In the first question, if a is a repetition, the function y decreases monotonically in the defined domain, and the maximum value is a=0 and y=1. So a is a positive number. The function y increases monotonically in the definition domain, i.e. the power of 0 of a is the minimum value of 1, and the power of a is the maximum value of a=2

c 2 = 36 - 27 = 9, so, c = 3If the hyperbola to the focal point is m(0,3) and n(0,-3), and a(x,4) is the intersection point, then x 2 27 + 16 36 = 1, and x 2 = 15 2a=an-am=8-4=4 .

a=2 a^2=4

So b 2 = c 2 - a 2 = 5 so the hyperbolic equation is: y 2 4-x 2 5 = 1

Because there is a common focus, let y 2 a 2-x 2 b 2 = 1 , a 2 + b 2 = c 2 = 9

Since y=4, substituting the elliptic equation gives x substituting x y into the given equation and substituting b 2=9-a 2 gives a 2

Therefore, the equation can be found.

1.The definition domain is the value range of x, and the value range of f( ) should be found first, and the value range of f( ) is unchanged.
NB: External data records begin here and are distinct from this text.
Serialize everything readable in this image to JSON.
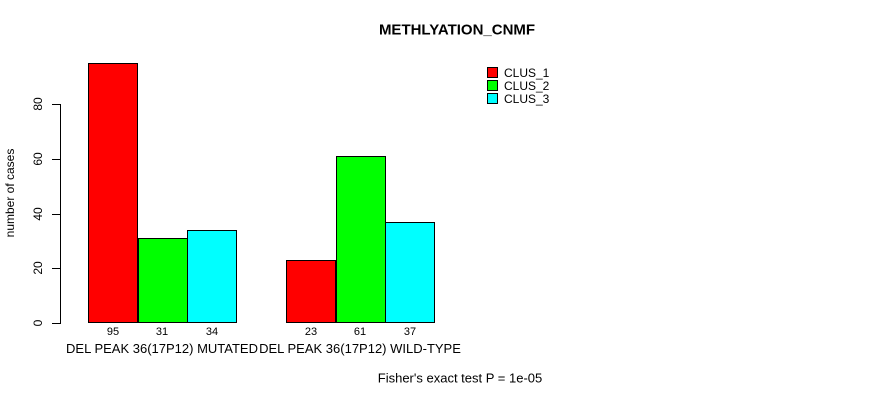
{
  "chart_data": {
    "type": "bar",
    "title": "METHLYATION_CNMF",
    "ylabel": "number of cases",
    "xlabel": "",
    "yticks": [
      0,
      20,
      40,
      60,
      80
    ],
    "ylim": [
      0,
      95
    ],
    "grid": false,
    "legend_position": "top-right",
    "bar_value_labels": true,
    "categories": [
      "DEL PEAK 36(17P12) MUTATED",
      "DEL PEAK 36(17P12) WILD-TYPE"
    ],
    "series": [
      {
        "name": "CLUS_1",
        "color": "#ff0000",
        "values": [
          95,
          23
        ]
      },
      {
        "name": "CLUS_2",
        "color": "#00ff00",
        "values": [
          31,
          61
        ]
      },
      {
        "name": "CLUS_3",
        "color": "#00ffff",
        "values": [
          34,
          37
        ]
      }
    ],
    "annotation": "Fisher's exact test P = 1e-05"
  },
  "colors": {
    "background": "#ffffff",
    "axis": "#000000",
    "text": "#000000",
    "bar_border": "#000000"
  }
}
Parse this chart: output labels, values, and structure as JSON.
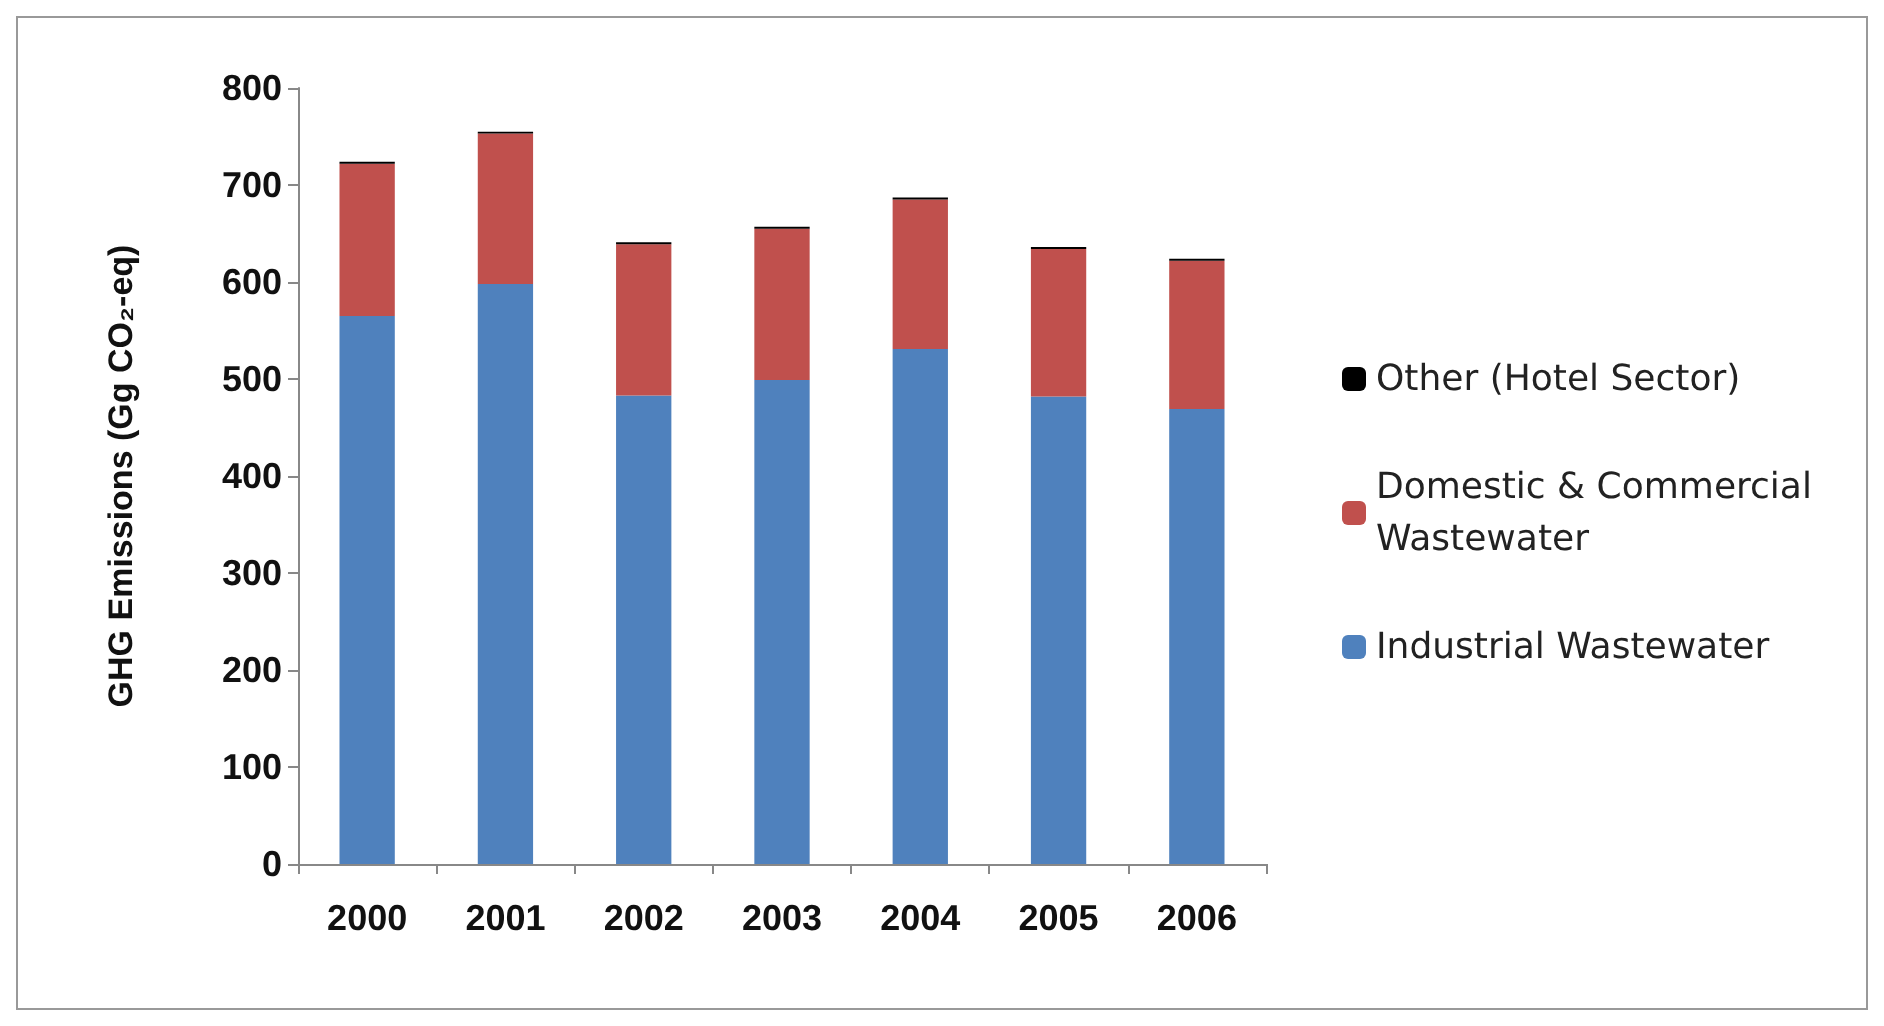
{
  "chart_data": {
    "type": "bar",
    "stacked": true,
    "ylabel": "GHG Emissions (Gg CO₂-eq)",
    "categories": [
      "2000",
      "2001",
      "2002",
      "2003",
      "2004",
      "2005",
      "2006"
    ],
    "series": [
      {
        "name": "Industrial Wastewater",
        "color": "#4f81bd",
        "values": [
          565,
          598,
          483,
          499,
          531,
          482,
          469
        ]
      },
      {
        "name": "Domestic & Commercial Wastewater",
        "color": "#c0504d",
        "values": [
          157,
          155,
          156,
          156,
          154,
          152,
          153
        ]
      },
      {
        "name": "Other (Hotel Sector)",
        "color": "#000000",
        "values": [
          2,
          2,
          2,
          2,
          2,
          2,
          2
        ]
      }
    ],
    "ylim": [
      0,
      800
    ],
    "yticks": [
      0,
      100,
      200,
      300,
      400,
      500,
      600,
      700,
      800
    ],
    "grid": false,
    "legend": "right"
  }
}
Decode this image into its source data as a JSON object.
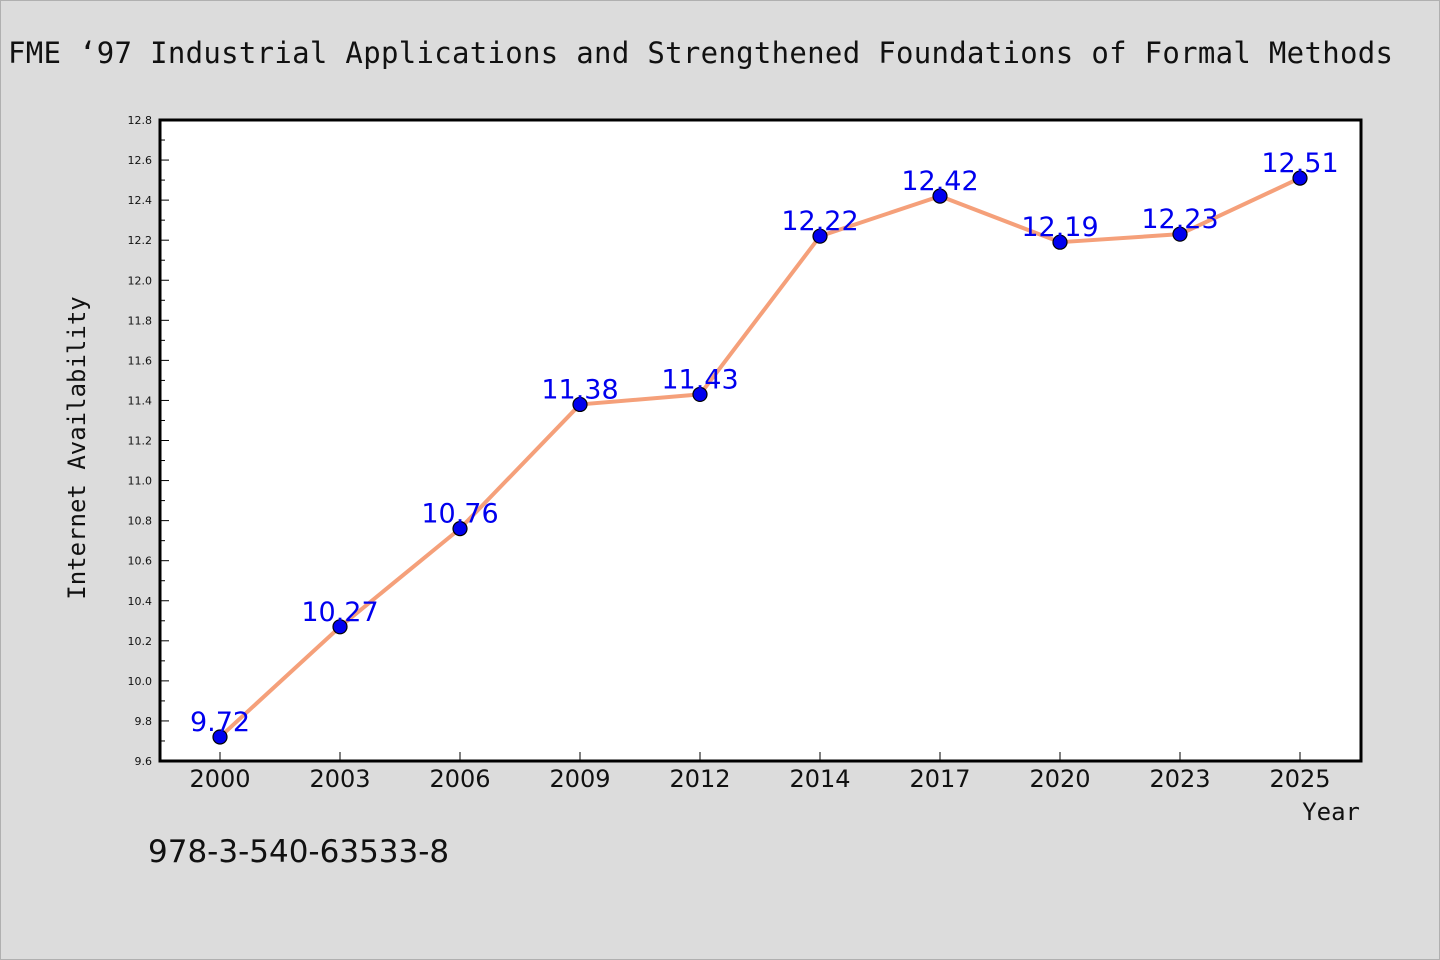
{
  "chart_data": {
    "type": "line",
    "title": "FME  ‘97 Industrial Applications and Strengthened Foundations of Formal Methods",
    "xlabel": "Year",
    "ylabel": "Internet Availability",
    "categories": [
      "2000",
      "2003",
      "2006",
      "2009",
      "2012",
      "2014",
      "2017",
      "2020",
      "2023",
      "2025"
    ],
    "series": [
      {
        "values": [
          9.72,
          10.27,
          10.76,
          11.38,
          11.43,
          12.22,
          12.42,
          12.19,
          12.23,
          12.51
        ],
        "labels": [
          "9.72",
          "10.27",
          "10.76",
          "11.38",
          "11.43",
          "12.22",
          "12.42",
          "12.19",
          "12.23",
          "12.51"
        ]
      }
    ],
    "ylim": [
      9.6,
      12.8
    ],
    "yticks": [
      "9.6",
      "9.8",
      "10.0",
      "10.2",
      "10.4",
      "10.6",
      "10.8",
      "11.0",
      "11.2",
      "11.4",
      "11.6",
      "11.8",
      "12.0",
      "12.2",
      "12.4",
      "12.6",
      "12.8"
    ],
    "grid": false,
    "legend": "none",
    "colors": {
      "line": "#f5a07a",
      "marker": "#0000ee",
      "label": "#0000ee",
      "axis": "#000000",
      "background": "#dcdcdc",
      "plot_area": "#ffffff"
    }
  },
  "footer": {
    "isbn": "978-3-540-63533-8"
  }
}
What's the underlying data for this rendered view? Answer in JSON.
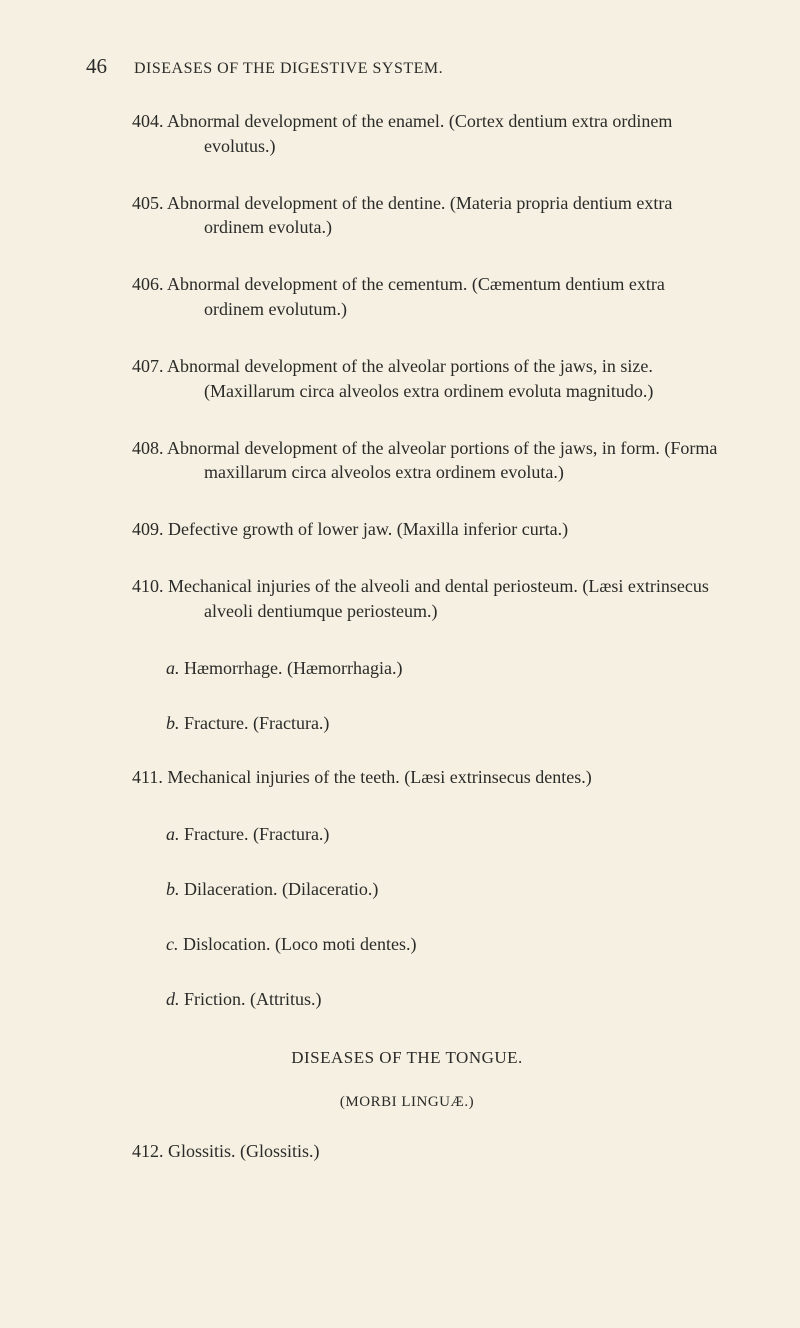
{
  "page_number": "46",
  "running_head": "DISEASES OF THE DIGESTIVE SYSTEM.",
  "entries": [
    {
      "num": "404.",
      "text": "Abnormal development of the enamel. (Cortex dentium extra ordinem evolutus.)"
    },
    {
      "num": "405.",
      "text": "Abnormal development of the dentine. (Materia propria dentium extra ordinem evoluta.)"
    },
    {
      "num": "406.",
      "text": "Abnormal development of the cementum. (Cæmentum dentium extra ordinem evolutum.)"
    },
    {
      "num": "407.",
      "text": "Abnormal development of the alveolar portions of the jaws, in size. (Maxillarum circa alveolos extra ordinem evoluta magnitudo.)"
    },
    {
      "num": "408.",
      "text": "Abnormal development of the alveolar portions of the jaws, in form. (Forma maxillarum circa alveolos extra ordinem evoluta.)"
    },
    {
      "num": "409.",
      "text": "Defective growth of lower jaw. (Maxilla inferior curta.)"
    },
    {
      "num": "410.",
      "text": "Mechanical injuries of the alveoli and dental periosteum. (Læsi extrinsecus alveoli dentiumque periosteum.)"
    }
  ],
  "subs410": [
    {
      "letter": "a.",
      "text": "Hæmorrhage. (Hæmorrhagia.)"
    },
    {
      "letter": "b.",
      "text": "Fracture. (Fractura.)"
    }
  ],
  "entry411": {
    "num": "411.",
    "text": "Mechanical injuries of the teeth. (Læsi extrinsecus dentes.)"
  },
  "subs411": [
    {
      "letter": "a.",
      "text": "Fracture. (Fractura.)"
    },
    {
      "letter": "b.",
      "text": "Dilaceration. (Dilaceratio.)"
    },
    {
      "letter": "c.",
      "text": "Dislocation. (Loco moti dentes.)"
    },
    {
      "letter": "d.",
      "text": "Friction. (Attritus.)"
    }
  ],
  "section_title": "DISEASES OF THE TONGUE.",
  "section_sub": "(MORBI LINGUÆ.)",
  "entry412": {
    "num": "412.",
    "text": "Glossitis. (Glossitis.)"
  }
}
The domain of the function f(2x-1) is defined as [0,1).

0≤x＜1-1≤2x-1＜1

1≤1-3x＜1

0＜x≤2/3

The domain of f(1-3x) is (0,2,3].

2.First, find the domain of the function y = 3rd root ax to the 2nd power + 4ax + 3rd ax-1.

The solution set for ax 2+4ax+3≠0 is r

16a^2-12a＜0

0＜a＜3/4

If you want to think of an image of y=ax 2+4ax+3, you need to make the solution set r, whether a 0 or a 0, it must be 0

belongs to [0,1], then 2x-1 belongs to [-1,1], (1-3x) belongs to [-1,1], and x belongs to (0,2 3].

2.As long as f(x)=ax to the power of 2 + 4ax + 3 = 0 has no solution, when a>0, <0, a<3 4

When a=0, it is compliant.

When a<0, a>3 4, there is no solution.

In summary: 0 a< 3 4

1: Simplification yields c(-1,1). The straight line passes the fixed point a(0,-3) and connects to ac,k(ac)=-4, so when the straight line is perpendicular to ac, the maximum k=1 4

2: ABC three-point collinear, o is one point outside the circle, so 2m+3n=1 (theorem). Therefore, 1 m+2 n=(2m+3n) m+2*(2m+3n) n=2+3n m+4m n+6=8+3n m+4m n, and the min obtained from the basic inequality is 8+4 root number 3 (but the premise m and n must be greater than 0).